What is History Day?
National History Day (NHD) is an exciting program that makes history come alive for students. Students learn history by doing history. Students conduct historical research that leads to imaginative exhibits, documentaries, original performances, websites and scholarly papers. NHD reinforces classroom teaching by rewarding students of all abilities for their scholarship, individual initiative and cooperative learning.
A national evaluation of the National History Day program found that participants:
• Outperform non-NHD peers on standardized tests
• Are better writers, able to use evidence to support their point of view
• Become critical thinkers who can analyze and evaluate information
• Learn 21st century college and career ready skills
The full results can be found on the National History Day Website.
Students in grades 6-12 participate in National History Day events at the district, state and national levels. Students in grades 4 and 5 participate at the state level with modified exhibits and performances. Historians, educators and professionals in related fields evaluate students' work at each stage. Students in grades 6-12 who receive recognition at the District events qualify for the statewide contest, Ohio History Day. Award-winning entries at Ohio History Day are eligible to participate in the National History Day event held in June in Washington, D.C.
History of National History Day
National History Day began as a small, local contest in Cleveland, Ohio in 1974. Dr. David Van Tassel and members of the Department of History at Case Western Reserve University created the program to reinvigorate the teaching and learning of history in elementary and secondary schools. The program quickly expanded throughout Ohio and surrounding Midwestern states. With support from the National Endowment for the Humanities, National History Day (NHD) became a national program in 1980.
Now, more than 600,000 students and participate in National History Day from every state in the Union, Washington, D.C. and the U.S. territories, and the program continues to expand internationally.
National History Day received the 2011 National Humanities Medal from President Barack Obama. The National Humanities Medal is awarded to individuals or institutions “whose work has deepened the nation's understanding of the humanities, broadened our citizens' engagement with the humanities, or helped preserve and expand Americans' access to important resources in the humanities.”
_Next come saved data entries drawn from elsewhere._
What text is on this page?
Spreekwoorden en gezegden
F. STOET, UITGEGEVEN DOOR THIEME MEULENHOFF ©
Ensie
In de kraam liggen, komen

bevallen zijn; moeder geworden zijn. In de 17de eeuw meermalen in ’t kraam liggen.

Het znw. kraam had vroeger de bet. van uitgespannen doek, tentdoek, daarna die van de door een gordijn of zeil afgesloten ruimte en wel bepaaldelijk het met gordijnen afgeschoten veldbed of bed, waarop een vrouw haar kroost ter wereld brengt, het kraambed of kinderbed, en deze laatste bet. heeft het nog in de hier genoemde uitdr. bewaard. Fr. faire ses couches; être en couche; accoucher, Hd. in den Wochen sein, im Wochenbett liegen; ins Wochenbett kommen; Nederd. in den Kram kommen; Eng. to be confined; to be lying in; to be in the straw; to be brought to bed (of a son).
NHD is supported by volunteers who coordinate its state and local programs. Thousands of people support the program by serving as contest judges, workshop presenters, mentors and advisers to students and teachers. On the local and state levels professionals based at colleges and universities, historical agencies and educational organizations serve as state and district coordinators to direct the History Day programs in their areas. The Ohio Historical Society is proud to be the state sponsor of the National History Day program in Ohio since 1995.